Bureau du Vérificateur Général : Des professionnels de media outillés pour l’exploitation des rapports individuels

Des professionnels des médias au Mali sont désormais aptes pour le traitement des rapports individuels ou sectoriels de vérification du Bureau du Vérificateur général (BVG). Cela a été rendu possible grâce à un atelier d’échange à Fana sur le thème  relatif à une meilleure communication au projet des citoyens.  

Pour la diffusion des rapports individuels de vérification, le Bureau du vérificateur général (BVG) a organisé, avec l’appui du Projet Redevabilité Publique et Participation des femmes au Mali (Rppfm), un atelier d’échanges avec les professionnels de media (presse écrite, presse en ligne, audio visuel) les 5 et 6 septembre 2019 à l’hôtel Titi de Fana.   

Les travaux d’ouverture se sont déroulés en présence du Ministre de la communication, chargé des relations avec les institutions, porte-parole du gouvernement, Yaya Sangaré, le Vérificateur général, Samba Alhamdou Baby,  les autorités régionale Dioïla et la coordinatrice du projet RPPFM.

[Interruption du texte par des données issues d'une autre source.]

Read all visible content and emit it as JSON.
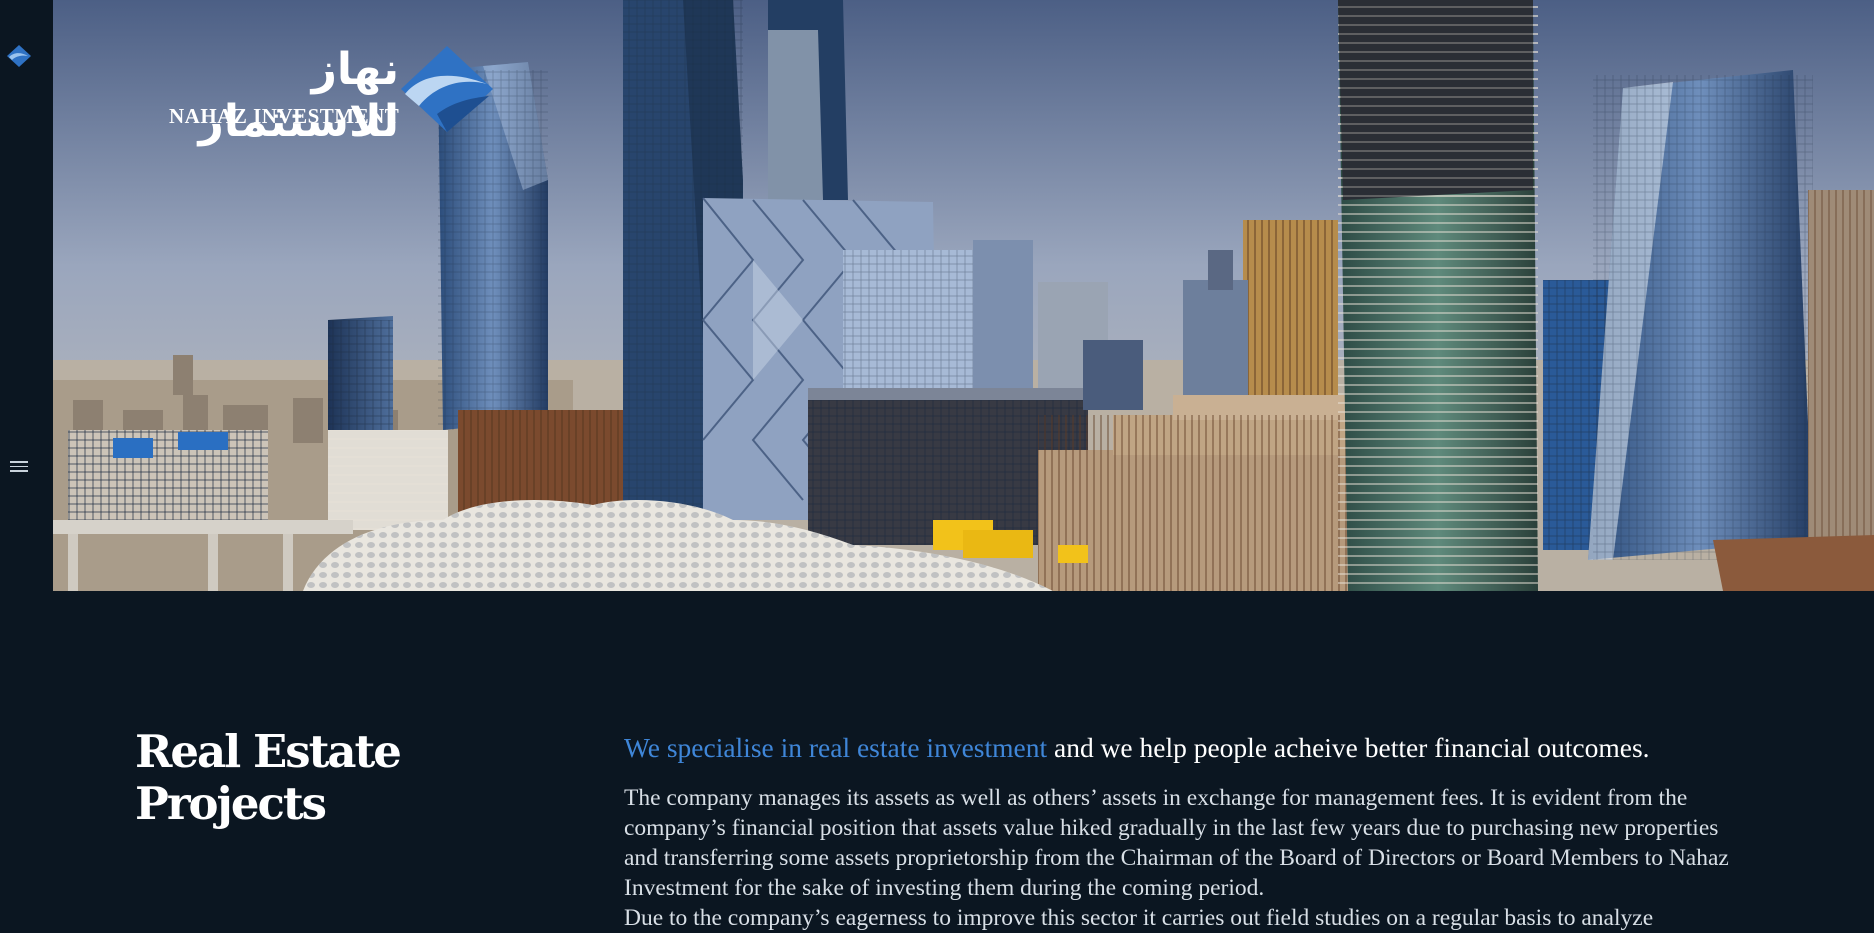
{
  "brand": {
    "name_ar": "نهاز للاستثمار",
    "name_en": "NAHAZ INVESTMENT",
    "mark_icon": "diamond-wave-logo-icon",
    "accent_color": "#2f72c4"
  },
  "nav": {
    "menu_icon": "hamburger-menu-icon"
  },
  "hero": {
    "image": "city-skyline-photo"
  },
  "section": {
    "title": "Real Estate Projects",
    "lead_highlight": "We specialise in real estate investment",
    "lead_rest": " and we help people acheive better financial outcomes.",
    "paragraph_1": "The company manages its assets as well as others’ assets in exchange for management fees. It is evident from the company’s financial position that assets value hiked gradually in the last few years due to purchasing new properties and transferring some assets proprietorship from the Chairman of the Board of Directors or Board Members to Nahaz Investment for the sake of investing them during the coming period.",
    "paragraph_2": "Due to the company’s eagerness to improve this sector it carries out field studies on a regular basis to analyze"
  },
  "colors": {
    "background": "#0b1621",
    "accent": "#3f86d8",
    "text": "#ffffff"
  }
}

«La non-maitrise par les spécialistes des médias des concepts de vérification ainsi que le recours aux seuls supports de diffusion écrits peut affaiblir les impacts recherchés par la publication de ces rapports individuels », a expliqué  le Vérificateur général, Samba Alhamdou Baby, lors de la cérémonie d’ouverture des travaux.Selon lui,la rencontre avec les hommes de médias a pour objectif est de faire comprendre leur rôle dans la diffusion des rapports du BVG. Il a signalé que l’occasion permet de comprendre le mécanisme de la publication des rapports. «J’ai préconisé une politique d’ouverture envers les autres institutions », a affirmé le Vérificateur général.

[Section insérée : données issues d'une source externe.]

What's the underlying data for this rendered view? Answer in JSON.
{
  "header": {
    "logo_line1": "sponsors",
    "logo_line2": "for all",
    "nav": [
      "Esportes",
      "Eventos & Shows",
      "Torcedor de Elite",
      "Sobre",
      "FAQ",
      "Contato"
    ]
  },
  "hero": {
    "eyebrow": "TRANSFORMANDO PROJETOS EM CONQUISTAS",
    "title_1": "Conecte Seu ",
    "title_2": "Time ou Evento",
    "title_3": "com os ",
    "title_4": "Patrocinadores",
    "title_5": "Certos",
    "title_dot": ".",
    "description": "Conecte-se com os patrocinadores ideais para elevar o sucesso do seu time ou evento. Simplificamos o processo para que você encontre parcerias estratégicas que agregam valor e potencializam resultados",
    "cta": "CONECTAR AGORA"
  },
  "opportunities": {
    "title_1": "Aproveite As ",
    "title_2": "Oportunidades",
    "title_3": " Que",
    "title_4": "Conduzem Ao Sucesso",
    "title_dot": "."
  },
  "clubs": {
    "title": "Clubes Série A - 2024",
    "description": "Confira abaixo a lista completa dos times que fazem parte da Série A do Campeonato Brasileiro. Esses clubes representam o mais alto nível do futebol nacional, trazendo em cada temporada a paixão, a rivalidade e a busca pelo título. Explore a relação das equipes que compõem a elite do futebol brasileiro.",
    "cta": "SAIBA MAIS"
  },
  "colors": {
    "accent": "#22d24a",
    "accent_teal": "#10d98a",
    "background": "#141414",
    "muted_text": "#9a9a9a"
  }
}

Pour sa part, le Vérificateur général adjoint, Famory Keïta dira que les professionnels des médias sont seuls face à leur responsabilité en faisant des qualifications juridiques en exploitant les rapports du BVG. Selon lui, l’une des innovations du, c’est que le BVG ne fait plus de qualification juridique. « Il ne fait que des constatations d’irrégularité, ce qui nous permet de rendre publics les rapports individuels sans les annexes. Mais on constate que les journalistes parlent beaucoup plus de fraude, de corruption ou de manque à gagner », a-t-il commenté.

Dédeou Bagna Maïga, gouverneur de la région de Dioïla, s’est réjoui de la tenue de cette rencontre avec les professionnels de la presse dans la région de Fana. «Notre pays a innové son dispositif de contrôle en créant le Vérificateur général. C’est pour cultiver la transparence que le BVG a décidé de rendre public les rapports. Toutes les administrations vérifiées pourraient s’améliorer. Toutefois, il est difficile pour tous les citoyens de déchiffrer ce langage », a affirmé le gouverneur.

Quant à Yaya Sangaré, ministre de la communication, il a souligné la nécessité de l’implication des professionnels de medias dans l’exploitation des rapports  de vérification.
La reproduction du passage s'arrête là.